28 Haziran 2008 Cumartesi günü “SGK protokolü” gündemli III. Başkanlar Danışma Kurulu Ankara’da toplandı. Toplantının özeti Genel Başkanımız Sayın Ecz. Erdoğan ÇOLAK’ın TEB’in web sayfasındaki 03.07.2008 tarihli GÜNCE yazısında belirttiği gibi: “Eczacı odalarımızın oybirliğiyle protokoldeki kırmızı çizgilerimizi ne olursa olsun savunma kararı aldık.”
Ertesi gün Pazar olmasına rağmen 30 Haziran 2008 Pazartesi günü tüm Türkiye’de örgütlü gücümüzü göstererek “Çanakkale Askeri”nin bir inanılmazı başardığı gibi mesleğine sahip çıkan meslektaşlarımızın tümü en ücra köşelerde bile vitrinlerini afişleyerek kararlılıklarını gösterdi. Bunun üzerine aynı gün geç saatlerde isteklerimizin kabul edildiği üç bakanın ve TEB başkanının imzaladığı tutanakla kriz atlatılarak 1 Temmuz 2008 tarihinden itibaren yürürlüğe girecek olan SGK protokol görüşmelerine tekrar başlandı ve 9 Temmuz 2008 tarihinde protokol imzalandı.
Ancak aradan zaman geçmesine rağmen bir türlü protokol özelliklede protokole ek üç bakanın imzaladığı tutanakta geçen maddeler bir türlü yürürlüğe girmedi. TEB imzalanan protokolü yürürlüğe koydurmak için çaba sarf etmesi gerekirken SGK ile protokolü imzalamasından kısa bir süre sonra SGK’nın baskısıyla, dayatılan ve 30 Haziran tutanağını ortadan kaldıracak yeni tekliflerini görüşmeye ve sanayi temsilcilerinin de içine dahil olduğu bir dizi görüşmelere devam etti. Bu arada Merkez Heyeti 6/5’lik daha doğrusu (1+2+2+1)+(2+1+2)’lik yapısıyla bir oyana, bir bu yana savrularak sözleşmelerin dahi fiyatına karar verip zamanında odalara gönderemedi.
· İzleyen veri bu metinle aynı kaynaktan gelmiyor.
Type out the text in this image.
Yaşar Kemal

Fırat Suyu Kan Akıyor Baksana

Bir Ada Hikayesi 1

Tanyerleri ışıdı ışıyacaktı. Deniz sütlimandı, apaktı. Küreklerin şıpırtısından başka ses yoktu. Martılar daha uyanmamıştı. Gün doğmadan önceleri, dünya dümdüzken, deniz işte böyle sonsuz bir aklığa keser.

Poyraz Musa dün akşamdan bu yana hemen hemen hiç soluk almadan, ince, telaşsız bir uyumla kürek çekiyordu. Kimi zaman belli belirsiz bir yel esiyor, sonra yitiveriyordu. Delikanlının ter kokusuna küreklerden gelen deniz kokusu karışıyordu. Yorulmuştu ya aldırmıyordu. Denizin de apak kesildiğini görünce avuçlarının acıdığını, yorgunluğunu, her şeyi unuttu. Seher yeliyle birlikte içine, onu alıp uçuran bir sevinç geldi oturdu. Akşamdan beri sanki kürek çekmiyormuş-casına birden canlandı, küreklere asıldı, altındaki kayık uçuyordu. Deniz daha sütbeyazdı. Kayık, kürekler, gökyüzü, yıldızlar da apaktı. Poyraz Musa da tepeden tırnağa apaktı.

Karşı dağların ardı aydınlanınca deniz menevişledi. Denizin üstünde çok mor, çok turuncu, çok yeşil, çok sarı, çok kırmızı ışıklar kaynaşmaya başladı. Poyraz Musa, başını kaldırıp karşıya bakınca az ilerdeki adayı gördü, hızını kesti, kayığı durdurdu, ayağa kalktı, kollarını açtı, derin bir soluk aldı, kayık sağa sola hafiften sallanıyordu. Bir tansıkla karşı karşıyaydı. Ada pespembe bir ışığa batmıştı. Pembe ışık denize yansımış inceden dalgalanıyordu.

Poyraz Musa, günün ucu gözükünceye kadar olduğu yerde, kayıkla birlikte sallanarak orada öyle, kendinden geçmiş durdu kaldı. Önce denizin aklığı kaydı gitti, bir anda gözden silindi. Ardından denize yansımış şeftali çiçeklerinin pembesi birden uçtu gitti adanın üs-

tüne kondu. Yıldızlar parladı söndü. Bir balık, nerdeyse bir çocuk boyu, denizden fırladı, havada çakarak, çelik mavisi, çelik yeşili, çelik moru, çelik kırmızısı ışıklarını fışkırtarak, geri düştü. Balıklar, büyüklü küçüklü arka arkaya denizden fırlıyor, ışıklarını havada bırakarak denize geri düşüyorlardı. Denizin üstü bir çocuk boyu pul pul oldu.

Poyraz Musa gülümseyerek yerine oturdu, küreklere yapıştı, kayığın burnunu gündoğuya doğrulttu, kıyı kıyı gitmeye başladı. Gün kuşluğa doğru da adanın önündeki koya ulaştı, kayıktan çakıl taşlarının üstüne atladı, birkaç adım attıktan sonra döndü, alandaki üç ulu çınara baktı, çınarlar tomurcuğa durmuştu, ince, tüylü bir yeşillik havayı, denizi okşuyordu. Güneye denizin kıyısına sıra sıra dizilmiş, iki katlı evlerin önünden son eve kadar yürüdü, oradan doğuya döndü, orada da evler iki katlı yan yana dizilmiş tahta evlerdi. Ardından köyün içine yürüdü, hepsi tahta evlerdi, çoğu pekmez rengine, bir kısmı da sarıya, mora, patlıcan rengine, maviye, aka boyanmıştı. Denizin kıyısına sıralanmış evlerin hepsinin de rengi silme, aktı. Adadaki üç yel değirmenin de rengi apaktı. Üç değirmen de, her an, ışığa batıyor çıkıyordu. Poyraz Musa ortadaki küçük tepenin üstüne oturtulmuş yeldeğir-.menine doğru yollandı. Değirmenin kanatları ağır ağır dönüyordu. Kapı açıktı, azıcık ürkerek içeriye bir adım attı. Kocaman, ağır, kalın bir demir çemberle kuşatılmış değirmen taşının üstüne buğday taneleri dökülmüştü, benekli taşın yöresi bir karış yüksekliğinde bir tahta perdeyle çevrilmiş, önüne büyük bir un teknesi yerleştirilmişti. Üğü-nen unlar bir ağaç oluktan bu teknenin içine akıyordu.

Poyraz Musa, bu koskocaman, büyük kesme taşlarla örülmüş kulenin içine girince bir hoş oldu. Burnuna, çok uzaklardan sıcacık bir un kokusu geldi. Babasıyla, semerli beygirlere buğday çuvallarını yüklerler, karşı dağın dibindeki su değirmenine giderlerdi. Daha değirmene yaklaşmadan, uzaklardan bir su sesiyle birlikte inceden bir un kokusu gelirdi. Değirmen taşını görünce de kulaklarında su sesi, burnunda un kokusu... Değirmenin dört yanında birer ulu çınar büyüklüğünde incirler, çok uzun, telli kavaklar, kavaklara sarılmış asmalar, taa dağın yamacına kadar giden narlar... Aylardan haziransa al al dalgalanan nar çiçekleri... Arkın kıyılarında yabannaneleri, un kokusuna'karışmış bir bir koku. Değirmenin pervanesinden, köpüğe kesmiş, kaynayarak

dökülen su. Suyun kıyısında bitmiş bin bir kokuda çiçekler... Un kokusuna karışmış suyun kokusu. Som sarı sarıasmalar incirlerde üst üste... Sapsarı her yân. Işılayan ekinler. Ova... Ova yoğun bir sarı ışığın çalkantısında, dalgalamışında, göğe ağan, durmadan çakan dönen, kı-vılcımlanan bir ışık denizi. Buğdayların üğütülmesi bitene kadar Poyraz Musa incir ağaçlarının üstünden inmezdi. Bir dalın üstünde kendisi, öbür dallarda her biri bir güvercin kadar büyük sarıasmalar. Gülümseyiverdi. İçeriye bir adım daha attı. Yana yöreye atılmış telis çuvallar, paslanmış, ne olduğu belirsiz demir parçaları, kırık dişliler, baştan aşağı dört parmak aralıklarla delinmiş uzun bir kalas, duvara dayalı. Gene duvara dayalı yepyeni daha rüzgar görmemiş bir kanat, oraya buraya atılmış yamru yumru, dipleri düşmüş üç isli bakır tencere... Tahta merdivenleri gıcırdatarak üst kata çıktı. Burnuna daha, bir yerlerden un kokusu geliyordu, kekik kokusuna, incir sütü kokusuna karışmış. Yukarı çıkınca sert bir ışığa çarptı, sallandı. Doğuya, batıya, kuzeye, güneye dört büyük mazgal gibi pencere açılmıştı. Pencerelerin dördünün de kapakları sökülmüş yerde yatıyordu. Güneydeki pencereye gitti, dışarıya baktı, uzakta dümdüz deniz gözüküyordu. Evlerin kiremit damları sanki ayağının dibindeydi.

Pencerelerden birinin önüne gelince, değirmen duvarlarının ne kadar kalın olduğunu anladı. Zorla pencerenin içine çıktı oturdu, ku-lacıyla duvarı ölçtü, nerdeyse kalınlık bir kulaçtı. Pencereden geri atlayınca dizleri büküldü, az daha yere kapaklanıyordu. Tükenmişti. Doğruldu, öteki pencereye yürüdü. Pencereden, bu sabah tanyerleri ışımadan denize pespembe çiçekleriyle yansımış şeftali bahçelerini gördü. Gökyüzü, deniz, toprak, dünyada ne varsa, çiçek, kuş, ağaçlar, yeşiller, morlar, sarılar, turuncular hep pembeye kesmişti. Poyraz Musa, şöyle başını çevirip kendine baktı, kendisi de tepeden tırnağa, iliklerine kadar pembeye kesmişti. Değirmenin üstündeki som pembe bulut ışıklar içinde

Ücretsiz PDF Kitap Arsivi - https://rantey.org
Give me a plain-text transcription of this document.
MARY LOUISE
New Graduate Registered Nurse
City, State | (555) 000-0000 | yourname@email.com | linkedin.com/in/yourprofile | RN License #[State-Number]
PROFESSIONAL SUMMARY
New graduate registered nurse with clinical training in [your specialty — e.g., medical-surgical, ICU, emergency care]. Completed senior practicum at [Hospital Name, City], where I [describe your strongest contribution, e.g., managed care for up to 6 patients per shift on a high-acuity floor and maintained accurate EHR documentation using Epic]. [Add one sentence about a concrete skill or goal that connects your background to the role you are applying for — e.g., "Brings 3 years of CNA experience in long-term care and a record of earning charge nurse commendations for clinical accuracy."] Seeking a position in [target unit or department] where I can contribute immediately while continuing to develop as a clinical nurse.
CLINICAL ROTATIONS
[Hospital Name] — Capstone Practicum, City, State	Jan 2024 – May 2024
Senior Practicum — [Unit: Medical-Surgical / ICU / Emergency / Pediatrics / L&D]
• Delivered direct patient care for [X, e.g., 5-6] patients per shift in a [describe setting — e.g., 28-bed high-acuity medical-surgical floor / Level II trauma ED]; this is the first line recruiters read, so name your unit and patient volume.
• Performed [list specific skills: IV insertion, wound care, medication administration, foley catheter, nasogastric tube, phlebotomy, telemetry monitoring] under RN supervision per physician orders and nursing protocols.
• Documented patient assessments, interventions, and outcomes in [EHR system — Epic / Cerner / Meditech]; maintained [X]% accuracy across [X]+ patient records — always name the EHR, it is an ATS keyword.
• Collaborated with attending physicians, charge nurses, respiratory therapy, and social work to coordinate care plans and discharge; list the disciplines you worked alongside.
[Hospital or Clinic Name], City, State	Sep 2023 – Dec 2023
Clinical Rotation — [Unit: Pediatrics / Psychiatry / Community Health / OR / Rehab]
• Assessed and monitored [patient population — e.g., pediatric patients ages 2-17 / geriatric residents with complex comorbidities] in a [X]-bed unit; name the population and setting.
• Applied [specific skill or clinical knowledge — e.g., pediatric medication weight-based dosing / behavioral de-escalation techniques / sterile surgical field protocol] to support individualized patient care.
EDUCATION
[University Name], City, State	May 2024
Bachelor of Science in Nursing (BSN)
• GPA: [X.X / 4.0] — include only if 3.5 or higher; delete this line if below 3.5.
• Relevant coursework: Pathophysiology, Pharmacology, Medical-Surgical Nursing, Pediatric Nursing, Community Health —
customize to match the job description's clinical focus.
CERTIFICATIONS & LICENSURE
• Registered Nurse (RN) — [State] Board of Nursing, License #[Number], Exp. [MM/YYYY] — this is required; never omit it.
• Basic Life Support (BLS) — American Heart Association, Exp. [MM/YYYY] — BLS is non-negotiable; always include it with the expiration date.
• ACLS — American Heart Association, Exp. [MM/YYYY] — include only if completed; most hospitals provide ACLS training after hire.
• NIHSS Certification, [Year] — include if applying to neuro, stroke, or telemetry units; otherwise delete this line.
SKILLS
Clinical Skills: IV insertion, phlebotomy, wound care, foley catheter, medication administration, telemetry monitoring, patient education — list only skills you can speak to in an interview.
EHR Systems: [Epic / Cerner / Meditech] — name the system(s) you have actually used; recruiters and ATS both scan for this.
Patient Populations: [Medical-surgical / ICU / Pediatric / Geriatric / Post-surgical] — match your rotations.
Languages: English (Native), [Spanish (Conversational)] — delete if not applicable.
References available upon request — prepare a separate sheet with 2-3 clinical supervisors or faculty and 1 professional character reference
Merkez Heyetiyle yaptığımız telefon görüşmelerinde Merkez Heyetinin abondone olduğunu gözlemledik ve telefonda derdimizi anlatamadığımız için üç oda başkanı 25 Temmuz 2008 Cuma günü Ankara’ya gittik ve 28 Haziran 2008 Cuma günü III. Başkanlar Danışma Kurulundaki kararlılıktan vazgeçilmemesi ve imzalanan protokolden geri adım atılmaması gerekliliği görüşümüzü Merkez Heyeti yetkililerine anlattık. Ancak 10 Eylülde imzalanan Ek protokolden daha kötü şartlardaki bir teklifin kazanım olacağı konusunda 25 Temmuzda beni ikna etmeye çalışan bir Merkez Heyeti üyemizin bu protokole muhalefet şerhi koyduğunu duyduğumda şaşırdım desem yalan olur. Ben o gün onu ikna edemedim ama birileri demek ki ikna etmiş.
Parçalı bulutlu yapısıyla gelgitler yaşayan TEB Merkez Heyeti 29 Temmuz 2008 Salı günü IV. Başkanlar Danışma Kurulu toplantısını yaptı. Aynı gün tüm başkanlarında katılımıyla Çalışma ve Sosyal Güvenlik Bakanı Sayın Faruk ÇELİK’le bir görüşme yapıldı. Görüşme sonunda sayın bakana (10 Eylül 2008’de imzalanan Ek protokol’e benzer) tekliflerinin kabul edilemez olduğu iletildi.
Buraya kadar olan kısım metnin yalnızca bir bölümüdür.